Philippe Coutinho's Aston Villa Reunion With Steven Gerrard Can Revive His Career

Coutinho has endured a tough time at Camp Nou, but a Premier League return represents a fresh start
12:10, 07 Jan 2022

Aston Villa have confirmed the signing of Philippe Coutinho from Barcelona on loan, with an option to buy. The attacking midfielder reunites with former Liverpool teammates Steven Gerrard, who is now head coach at Villa Park. The move offers respite from a troubled stint at Camp Nou, where he arrived as the club’s record signing but has failed to ever fully integrate. 

Coutinho is still only 29, and the fact thirteenth-place Aston Villa are the only Premier League team willing to take a punt on him shows how far his stock has fallen. He was indisputably Liverpool’s best player when they parted ways with him in January 2018. The Brazil international left with his head held high too. Despite a collapsed move to the Catalan giants causing disquiet the previous summer, Coutinho did not down tools. His final half-season in Liverpool red saw him score twelve goals and notch nine assists in his final twenty appearances.
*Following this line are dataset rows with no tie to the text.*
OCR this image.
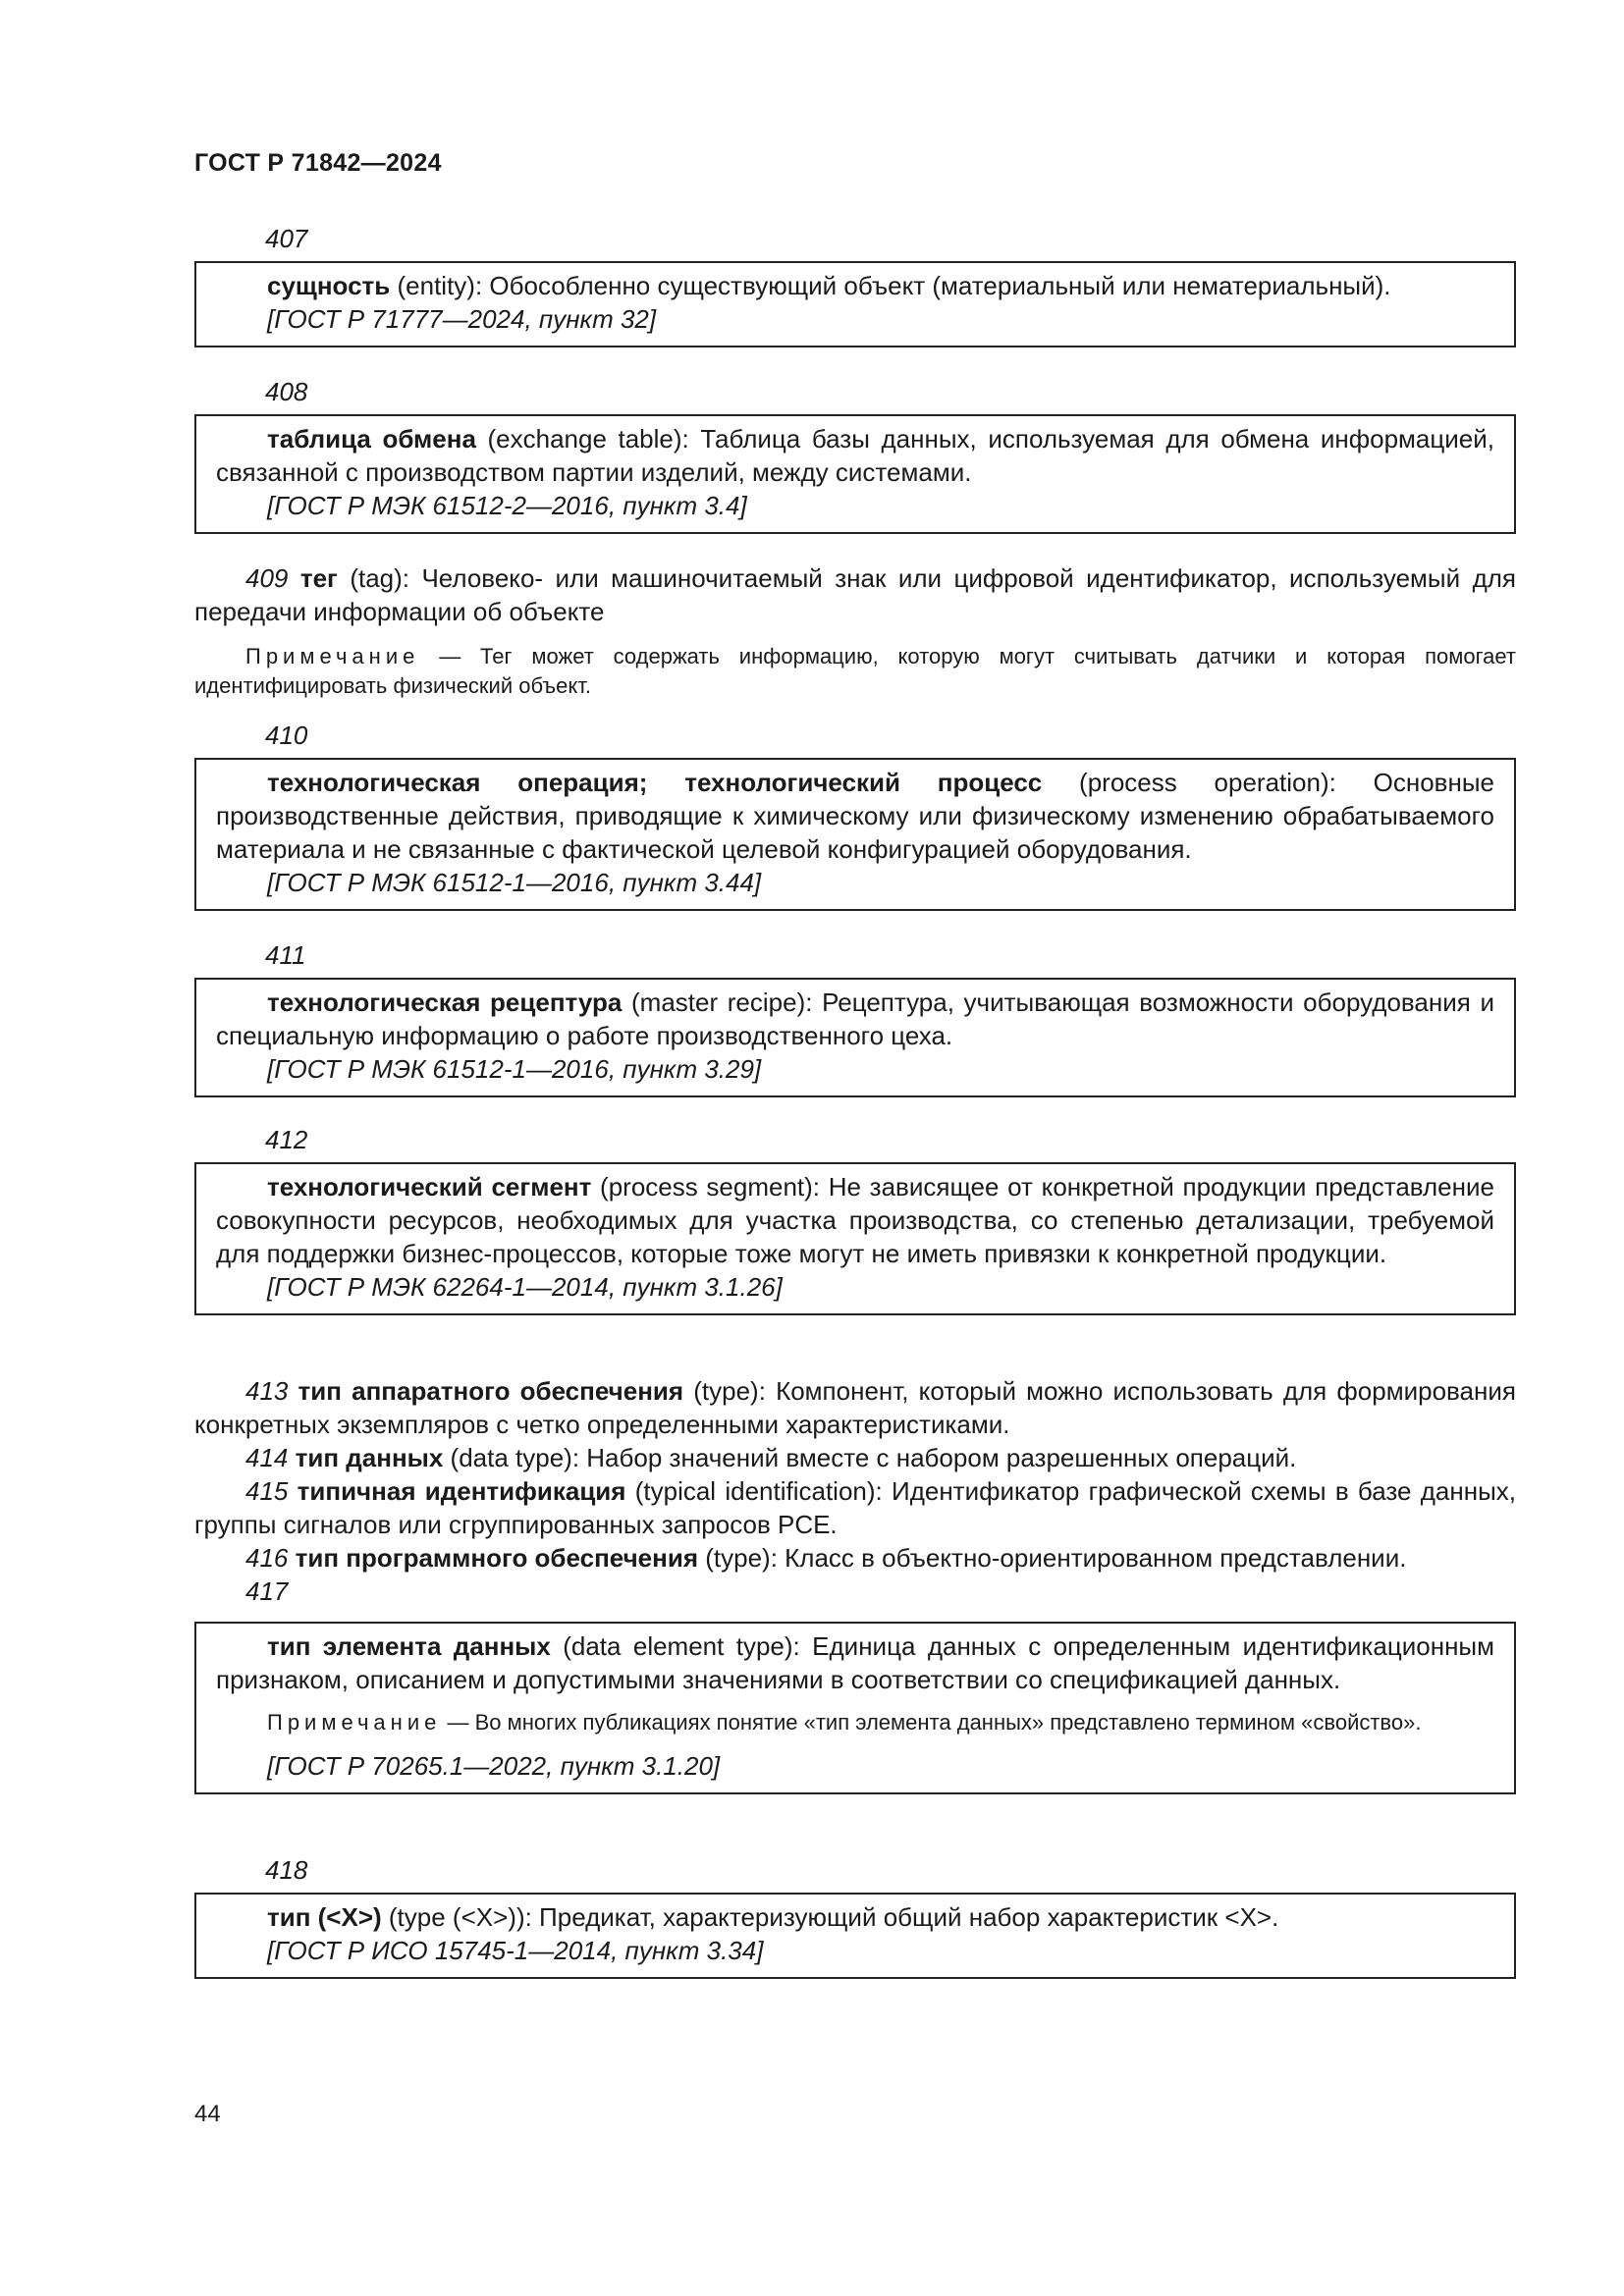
ГОСТ Р 71842—2024
407

сущность (entity): Обособленно существующий объект (материальный или нематериальный).

[ГОСТ Р 71777—2024, пункт 32]

408

таблица обмена (exchange table): Таблица базы данных, используемая для обмена информацией, связанной с производством партии изделий, между системами.

[ГОСТ Р МЭК 61512-2—2016, пункт 3.4]

409 тег (tag): Человеко- или машиночитаемый знак или цифровой идентификатор, используемый для передачи информации об объекте

Примечание — Тег может содержать информацию, которую могут считывать датчики и которая помогает идентифицировать физический объект.

410

технологическая операция; технологический процесс (process operation): Основные производственные действия, приводящие к химическому или физическому изменению обрабатываемого материала и не связанные с фактической целевой конфигурацией оборудования.

[ГОСТ Р МЭК 61512-1—2016, пункт 3.44]

411

технологическая рецептура (master recipe): Рецептура, учитывающая возможности оборудования и специальную информацию о работе производственного цеха.

[ГОСТ Р МЭК 61512-1—2016, пункт 3.29]

412

технологический сегмент (process segment): Не зависящее от конкретной продукции представление совокупности ресурсов, необходимых для участка производства, со степенью детализации, требуемой для поддержки бизнес-процессов, которые тоже могут не иметь привязки к конкретной продукции.

[ГОСТ Р МЭК 62264-1—2014, пункт 3.1.26]

413 тип аппаратного обеспечения (type): Компонент, который можно использовать для формирования конкретных экземпляров с четко определенными характеристиками.

414 тип данных (data type): Набор значений вместе с набором разрешенных операций.

415 типичная идентификация (typical identification): Идентификатор графической схемы в базе данных, группы сигналов или сгруппированных запросов PCE.

416 тип программного обеспечения (type): Класс в объектно-ориентированном представлении.

417

тип элемента данных (data element type): Единица данных с определенным идентификационным признаком, описанием и допустимыми значениями в соответствии со спецификацией данных.

Примечание — Во многих публикациях понятие «тип элемента данных» представлено термином «свойство».

[ГОСТ Р 70265.1—2022, пункт 3.1.20]

418

тип (<X>) (type (<X>)): Предикат, характеризующий общий набор характеристик <X>.

[ГОСТ Р ИСО 15745-1—2014, пункт 3.34]

44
This form would largely not follow Villa’s new acquisition to Barcelona. Coutinho joined the club during a turbulent time in their recent history. Neymar had departed in the summer for a world record fee, while Andres Iniesta had made clear this would be his final season for the Blaugrana. Two totems of the club were on their way out, and Coutinho could not reasonably be expected to replace both. Tactically, he could not hope to replace either. While Neymar was a bewitching and pacy wide forward, Iniesta was a midfield string-puller. Coutinho was known as an archetypal number ten, and therein lay the problem.

Barcelona’s bread and butter was, and remains to this day, a front three. Lionel Messi, Luis Suarez and Neymar had comprised the famed ‘MSN’ partnership, a combination that had taken them all the way to winning the treble in 2015. But Coutinho was no winger, and instead preferred to create from between the lines. This led to a conflict of interests with Messi, and at Camp Nou during that period there was only one man winning such a conflict. Barcelona’s record signing began to look like a square peg in a round hole as he flattered to deceive on the flank, far away from where he does his best work. The Catalan giants had signed a player based on name and prestige, rather than tactical suitability.
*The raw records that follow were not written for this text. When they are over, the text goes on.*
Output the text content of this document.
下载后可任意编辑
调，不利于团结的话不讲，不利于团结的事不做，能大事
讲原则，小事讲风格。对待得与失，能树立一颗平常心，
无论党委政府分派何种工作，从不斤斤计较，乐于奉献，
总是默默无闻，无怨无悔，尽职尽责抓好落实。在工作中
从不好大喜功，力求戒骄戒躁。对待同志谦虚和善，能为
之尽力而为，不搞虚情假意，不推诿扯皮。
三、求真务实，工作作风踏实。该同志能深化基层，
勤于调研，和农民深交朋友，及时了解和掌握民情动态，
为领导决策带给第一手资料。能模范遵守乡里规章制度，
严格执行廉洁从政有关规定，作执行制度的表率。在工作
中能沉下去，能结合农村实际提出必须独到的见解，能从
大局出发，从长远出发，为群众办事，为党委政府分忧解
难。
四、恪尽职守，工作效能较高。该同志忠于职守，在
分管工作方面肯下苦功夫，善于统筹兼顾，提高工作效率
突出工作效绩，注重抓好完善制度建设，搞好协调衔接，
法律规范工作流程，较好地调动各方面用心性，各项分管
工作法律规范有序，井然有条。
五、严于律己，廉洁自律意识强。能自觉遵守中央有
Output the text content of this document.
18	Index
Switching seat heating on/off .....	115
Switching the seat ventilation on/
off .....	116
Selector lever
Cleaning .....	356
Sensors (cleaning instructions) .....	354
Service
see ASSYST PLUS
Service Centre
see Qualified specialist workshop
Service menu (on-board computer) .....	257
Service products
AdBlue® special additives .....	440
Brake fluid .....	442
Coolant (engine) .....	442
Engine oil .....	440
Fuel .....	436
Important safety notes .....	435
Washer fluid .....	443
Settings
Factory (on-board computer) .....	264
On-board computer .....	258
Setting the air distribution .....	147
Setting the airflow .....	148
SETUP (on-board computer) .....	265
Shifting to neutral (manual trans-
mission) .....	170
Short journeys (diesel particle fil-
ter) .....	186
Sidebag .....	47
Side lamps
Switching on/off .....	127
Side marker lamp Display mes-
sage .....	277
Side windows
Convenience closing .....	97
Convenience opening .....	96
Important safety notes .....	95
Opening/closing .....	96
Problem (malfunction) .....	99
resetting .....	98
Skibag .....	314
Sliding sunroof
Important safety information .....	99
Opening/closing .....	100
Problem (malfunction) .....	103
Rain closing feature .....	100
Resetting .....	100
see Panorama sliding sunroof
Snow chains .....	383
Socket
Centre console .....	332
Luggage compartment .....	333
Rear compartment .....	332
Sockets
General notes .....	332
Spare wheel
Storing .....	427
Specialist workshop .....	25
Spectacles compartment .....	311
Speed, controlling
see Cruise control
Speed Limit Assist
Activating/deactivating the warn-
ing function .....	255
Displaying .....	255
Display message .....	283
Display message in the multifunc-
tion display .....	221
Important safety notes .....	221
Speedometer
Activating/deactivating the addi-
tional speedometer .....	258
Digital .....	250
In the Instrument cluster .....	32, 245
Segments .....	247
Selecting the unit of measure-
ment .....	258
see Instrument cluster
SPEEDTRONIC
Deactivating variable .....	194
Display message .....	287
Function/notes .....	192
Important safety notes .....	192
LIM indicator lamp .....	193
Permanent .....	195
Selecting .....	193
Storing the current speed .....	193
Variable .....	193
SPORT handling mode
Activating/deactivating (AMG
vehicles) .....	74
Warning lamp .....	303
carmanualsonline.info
happier times: coutinho during his liverpool pomp
happier times: coutinho during his liverpool pomp

Barcelona’s search for a replacement part to soup-up their front-line continued when it became clear Coutinho was no Neymar successor. Antoine Griezmann joined in 2019, and Coutinho was sent on loan to Bayern Munich to accommodate the new arrival. The Frenchman would have his own struggles in the transition from Atletico Madrid’s star player to a supporting actor in the Lionel Messi franchise. An indication perhaps that the failure to integrate was not solely Coutinho’s fault.

Life outside the Catalan goldfish bowl agreed with Coutinho. He never quite returned to the heights he had scaled at Anfield, but he was a valuable part of Bayern Munich’s treble-winning season. The midfielder spoke of how happy he was in Germany during interviews, and hoped the Bundesliga club would exercise their option to buy. Unfortunately for Coutinho, his substitute appearance in the 2020 Champions League final would be his last for Die Roten. Bayern were pleased with his tenure, but decided a move for Manchester City’s Leroy Sane was a better use of funds. The Brazilian would depart the Allianz Arena with three new medals in tow, hoping to impress new Barcelona head coach Ronald Koeman.
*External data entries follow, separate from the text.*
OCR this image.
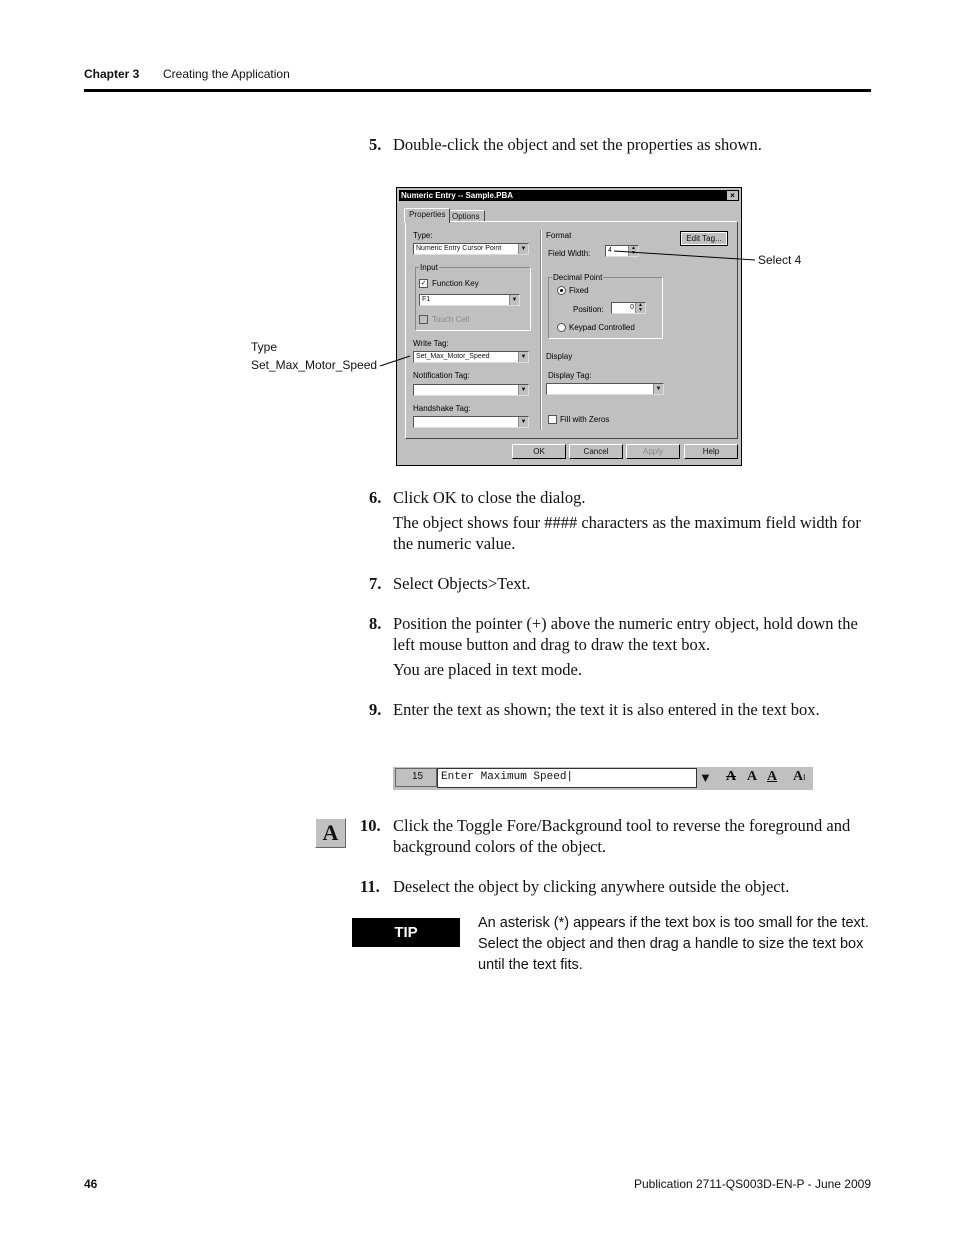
Chapter 3 Creating the Application
5. Double-click the object and set the properties as shown.
Numeric Entry -- Sample.PBA	×
Properties Options
Type:
Numeric Entry Cursor Point	▼
Input
✓ Function Key
F1	▼
Touch Cell
Write Tag:
Set_Max_Motor_Speed	▼
Notification Tag:
▼
Handshake Tag:
▼
Format
Field Width:	4	▲
▼
Decimal Point
Fixed
Position:	0 ▲
▼
Keypad Controlled
Display
Display Tag:
▼
Fill with Zeros
Edit Tag...
OK	Cancel	Apply	Help
Select 4
Type
Set_Max_Motor_Speed
6. Click OK to close the dialog.
The object shows four #### characters as the maximum field width for the numeric value.
7. Select Objects>Text.
8. Position the pointer (+) above the numeric entry object, hold down the left mouse button and drag to draw the text box.
You are placed in text mode.
9. Enter the text as shown; the text it is also entered in the text box.
15	Enter Maximum Speed|	▼ A A A A⁝
A	10. Click the Toggle Fore/Background tool to reverse the foreground and background colors of the object.
11. Deselect the object by clicking anywhere outside the object.
TIP
An asterisk (*) appears if the text box is too small for the text. Select the object and then drag a handle to size the text box until the text fits.
46	Publication 2711-QS003D-EN-P - June 2009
Instead, he returned to a club in turmoil. The Messi saga that finally concluded this past summer had begun, with the iconic Argentine wanting to leave the club. The ‘S’ of ‘MSN’ had gone too, when Luis Suarez departed for Atletico Madrid. The realities of the club’s financial peril began to tell also. With players in attacking roles either leaving or on strike, the chance was there for Coutinho to turn a negative into a positive and nail down a starting place. Then he suffered a knee injury that kept him out for the entire latter half of the season.

Out of sight, out of mind. The absence put Coutinho squarely on the chopping block when it became clear the club’s monetary crisis was not going away. Barcelona have finally managed to engineer a move, with Aston Villa reportedly set to cover the majority of Coutinho’s wages for his loan spell. It is a vital chance for the player, still in his prime years, to prove he has plenty left. 

Circumstances in Spain have never quite favoured Coutinho, but under a sympathetic coach in Gerrard, he can thrive. There is no shadow cast by a talisman like Messi. No rival creator to get in his way on the pitch. Coutinho comes to a club crying out for the sort of creativity Jack Grealish took with him when he left for Manchester City last summer. The last time Philippe Coutinho was asked to be a Premier League team’s star player and creative fulcrum, he dominated. Gerrard will be hoping history can repeat itself.